Now, what happens if you edit a Customer ? You'll retrieve the ISession from the CallContext, load the Customer from the DB, make some changes and confirm the changes; closing the form will close the ISession.
So far, no problem. However, what happens if you open another Customer-Detail form before you've committed the changes to the first Customer ?
What if you have 2 Customer Detail Forms open, make changes to Customer 1, save the changes and close the form. Afterwards, you want to save the changes to Customer 1... The problem now is that you've closed the ISession when you've closed the first Customer-Detail form. Customer 2 was attached to the same session which is now closed. If you want to save the changes to customer 2, you'll need an ISession, so you'll require a new ISEssion in this case. Then, NHibernate will think that Customer 2 is a new Customer, and will try to insert a new record to the DB where in fact, the existing Customer needs to be updated.
In my opinion, it is better to have a seperate Unit Of Work (ISession) for each instance of the CustomerDetail form in this case.
This implies that you should create a new ISession for each instance of the CustomerDetail form: this means that the ISession cannot be kept in the CallContext since otherwise, each form would share the same ISession.

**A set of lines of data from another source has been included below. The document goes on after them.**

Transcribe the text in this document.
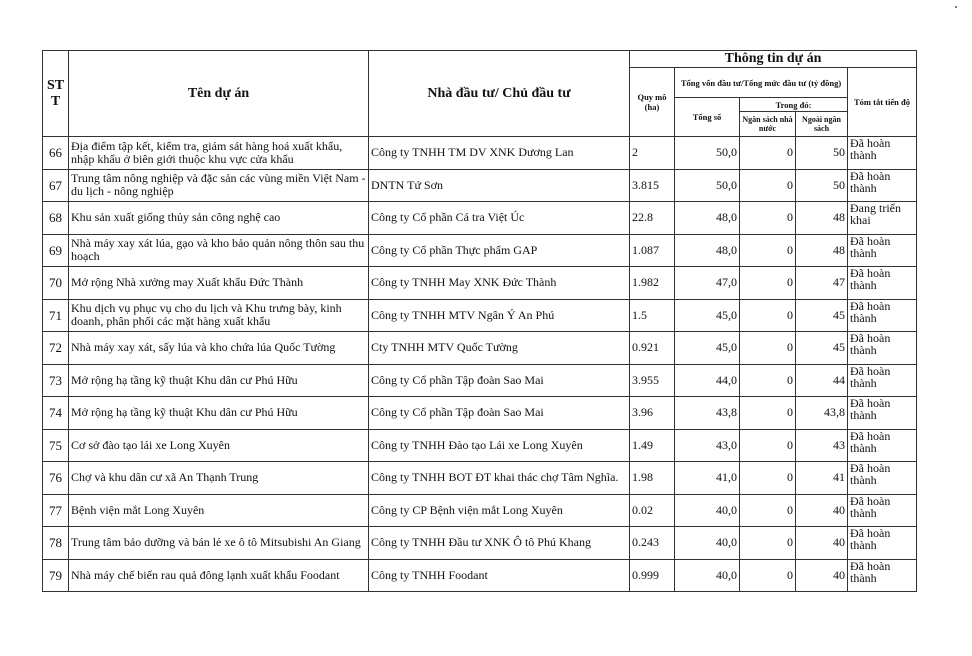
ST T	Tên dự án	Nhà đầu tư/ Chủ đầu tư	Thông tin dự án				
			Quy mô (ha)	Tổng vốn đầu tư/Tổng mức đầu tư (tỷ đồng)			Tóm tắt tiến độ
				Tổng số	Trong đó:		
					Ngân sách nhà nước	Ngoài ngân sách	
66	Địa điểm tập kết, kiểm tra, giám sát hàng hoá xuất khẩu, nhập khẩu ở biên giới thuộc khu vực cửa khẩu	Công ty TNHH TM DV XNK Dương Lan	2	50,0	0	50	Đã hoàn thành
67	Trung tâm nông nghiệp và đặc sản các vùng miền Việt Nam - du lịch - nông nghiệp	DNTN Tứ Sơn	3.815	50,0	0	50	Đã hoàn thành
68	Khu sản xuất giống thủy sản công nghệ cao	Công ty Cổ phần Cá tra Việt Úc	22.8	48,0	0	48	Đang triển khai
69	Nhà máy xay xát lúa, gạo và kho bảo quản nông thôn sau thu hoạch	Công ty Cổ phần Thực phẩm GAP	1.087	48,0	0	48	Đã hoàn thành
70	Mở rộng Nhà xưởng may Xuất khẩu Đức Thành	Công ty TNHH May XNK Đức Thành	1.982	47,0	0	47	Đã hoàn thành
71	Khu dịch vụ phục vụ cho du lịch và Khu trưng bày, kinh doanh, phân phối các mặt hàng xuất khẩu	Công ty TNHH MTV Ngân Ý An Phú	1.5	45,0	0	45	Đã hoàn thành
72	Nhà máy xay xát, sấy lúa và kho chứa lúa Quốc Tường	Cty TNHH MTV Quốc Tường	0.921	45,0	0	45	Đã hoàn thành
73	Mở rộng hạ tầng kỹ thuật Khu dân cư Phú Hữu	Công ty Cổ phần Tập đoàn Sao Mai	3.955	44,0	0	44	Đã hoàn thành
74	Mở rộng hạ tầng kỹ thuật Khu dân cư Phú Hữu	Công ty Cổ phần Tập đoàn Sao Mai	3.96	43,8	0	43,8	Đã hoàn thành
75	Cơ sở đào tạo lái xe Long Xuyên	Công ty TNHH Đào tạo Lái xe Long Xuyên	1.49	43,0	0	43	Đã hoàn thành
76	Chợ và khu dân cư xã An Thạnh Trung	Công ty TNHH BOT ĐT khai thác chợ Tâm Nghĩa.	1.98	41,0	0	41	Đã hoàn thành
77	Bệnh viện mắt Long Xuyên	Công ty CP Bệnh viện mắt Long Xuyên	0.02	40,0	0	40	Đã hoàn thành
78	Trung tâm bảo dưỡng và bán lẻ xe ô tô Mitsubishi An Giang	Công ty TNHH Đầu tư XNK Ô tô Phú Khang	0.243	40,0	0	40	Đã hoàn thành
79	Nhà máy chế biến rau quả đông lạnh xuất khẩu Foodant	Công ty TNHH Foodant	0.999	40,0	0	40	Đã hoàn thành
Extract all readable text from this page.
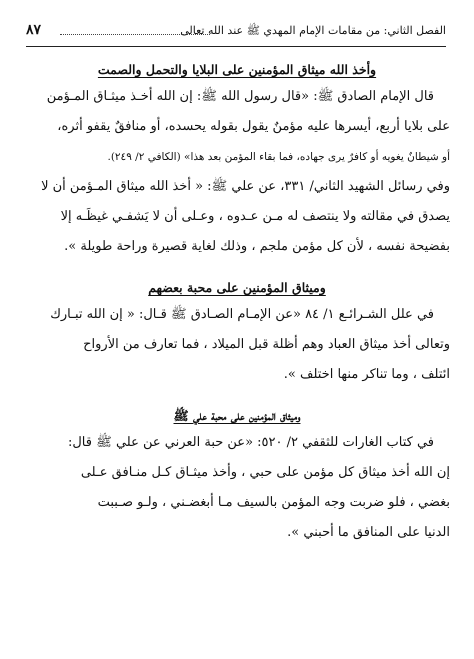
الفصل الثاني: من مقامات الإمام المهدي ﷺ عند الله تعالى
٨٧
وأخذ الله ميثاق المؤمنين على البلايا والتحمل والصمت

قال الإمام الصادق ﷺ: «قال رسول الله ﷺ: إن الله أخـذ ميثـاق المـؤمن
على بلايا أربع، أيسرها عليه مؤمنٌ يقول بقوله يحسده، أو منافقٌ يقفو أثره،
أو شيطانٌ يغويه أو كافرٌ يرى جهاده، فما بقاء المؤمن بعد هذا» (الكافي ٢/ ٢٤٩).

وفي رسائل الشهيد الثاني/ ٣٣١، عن علي ﷺ: « أخذ الله ميثاق المـؤمن أن لا
يصدق في مقالته ولا ينتصف له مـن عـدوه ، وعـلى أن لا يَشفـي غيظَـه إلا
بفضيحة نفسه ، لأن كل مؤمن ملجم ، وذلك لغاية قصيرة وراحة طويلة ».

وميثاق المؤمنين على محبة بعضهم

في علل الشـرائـع ١/ ٨٤ «عن الإمـام الصـادق ﷺ قـال: « إن الله تبـارك
وتعالى أخذ ميثاق العباد وهم أظلة قبل الميلاد ، فما تعارف من الأرواح
ائتلف ، وما تناكر منها اختلف ».

وميثاق المؤمنين على محبة علي ﷺ

في كتاب الغارات للثقفي ٢/ ٥٢٠: «عن حبة العرني عن علي ﷺ قال:
إن الله أخذ ميثاق كل مؤمن على حبي ، وأخذ ميثـاق كـل منـافق عـلى
بغضي ، فلو ضربت وجه المؤمن بالسيف مـا أبغضـني ، ولـو صـببت
الدنيا على المنافق ما أحبني ».
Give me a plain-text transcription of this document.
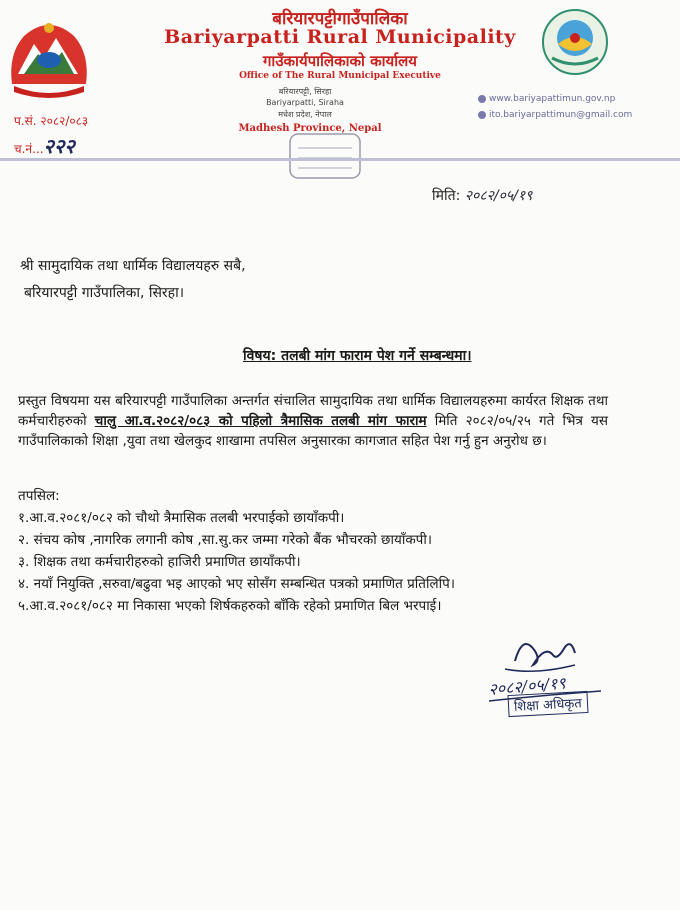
बरियारपट्टीगाउँपालिका
Bariyarpatti Rural Municipality
गाउँकार्यपालिकाको कार्यालय
Office of The Rural Municipal Executive
बरियारपट्टी, सिरहा
Bariyarpatti, Siraha
मधेश प्रदेश, नेपाल
Madhesh Province, Nepal
www.bariyapattimun.gov.np
ito.bariyarpattimun@gmail.com
प.सं. २०८२/०८३
च.नं...२२२
मिति: २०८२/०५/१९
श्री सामुदायिक तथा धार्मिक विद्यालयहरु सबै,
बरियारपट्टी गाउँपालिका, सिरहा।
विषय: तलबी मांग फाराम पेश गर्ने सम्बन्धमा।
प्रस्तुत विषयमा यस बरियारपट्टी गाउँपालिका अन्तर्गत संचालित सामुदायिक तथा धार्मिक विद्यालयहरुमा कार्यरत शिक्षक तथा कर्मचारीहरुको चालु आ.व.२०८२/०८३ को पहिलो त्रैमासिक तलबी मांग फाराम मिति २०८२/०५/२५ गते भित्र यस गाउँपालिकाको शिक्षा ,युवा तथा खेलकुद शाखामा तपसिल अनुसारका कागजात सहित पेश गर्नु हुन अनुरोध छ।
तपसिल:
१.आ.व.२०८१/०८२ को चौथो त्रैमासिक तलबी भरपाईको छायाँकपी।
२. संचय कोष ,नागरिक लगानी कोष ,सा.सु.कर जम्मा गरेको बैंक भौचरको छायाँकपी।
३. शिक्षक तथा कर्मचारीहरुको हाजिरी प्रमाणित छायाँकपी।
४. नयाँ नियुक्ति ,सरुवा/बढुवा भइ आएको भए सोसँग सम्बन्धित पत्रको प्रमाणित प्रतिलिपि।
५.आ.व.२०८१/०८२ मा निकासा भएको शिर्षकहरुको बाँकि रहेको प्रमाणित बिल भरपाई।
२०८२/०५/१९
शिक्षा अधिकृत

Then... how should this be solved ? In my humble opinion, the best way to solve this is to create an ISession when an instance of a form is created, pass it to the repositories, and use it to handle the transaction(s) in the form:
public class CustomerDetailForm : Form
{
private ISession _unitOfWork;
private CustomerRepository _custRep;
private Customer _customer;
public void ShowCustomer( int customerId )
{
_unitOfWork = AppSettings.Instance.SessionFactoryObj.OpenSession();
_custRep = new CustomerRepository(_unitOfWork);
_customer = _custRep.GetCustomer(customerId);
// Disconnect from the DB, since we do not need DB action at this time
// anymore.
_unitOfWork.Disconnect();
}
public void OKButton_Click(object sender, EventArgs e )
{
// Reconnect to the DB
_unitOfWork.Reconnect();
ITransaction tx = _unitOfWork.BeginTransaction();
_custRep.Save (_customer);
tx.Commit();
}
}
I don't know if there's any better / cleaner way of doing this... If you know one, please let me know. :) It is offcourse cleaner if you could abstract the use of NHibernate's ISession by creating a class which encapsulates the ISession, but I wanted to keep things a bit sparse. :)
3 opmerkingen:
Some how I was thinking the same thing after reading Bill's article
Hi,
How would you approach keeping dirty or deleted flags on domain objects? I think they shouldn't contain these flags. But then how would you persist the objects? I guess, with hibernate's saveorupdate method, it's not necessary. But for other persistence methods what do you advise on this?
Hi,
NHibernate handles the state-tracking for you. In other words, NHibernate determines whether an object is new, updated or deleted.
It does this by keeping a copy of the 'original' object in the ISession. This means that, if an object is not attached to a Session, and you want to save this object, NHibernate thinks that this object is a new object.
If you have an object which you retrieve from its persistance store, and have to make changes to it, then, I would first 'lock' (using the ISession.Lock method) the object to a Session (if it hasn't been attached to a session yet), make the changes and call the Save method of the Session.
When using NHibernate, I also rely sometimes on the value of my 'Id' property of the business-object to know whether the object is new or not. (For instance, a new object (which doesn't exists in the DB yet), can have an Id property which value is -1).
If you do not use (N)Hibernate or some other O/R mapper which keeps track of state-management, you'll have to implement indeed a flag (or multiple flags) which indicate whether the object is new or modified. Then, I would indeed make those flags properties of my business object. These flags have nothing to do with the 'domain', and are indeed 'administrative' flags, but, imho, this is a pragmatic approach which keeps things simple.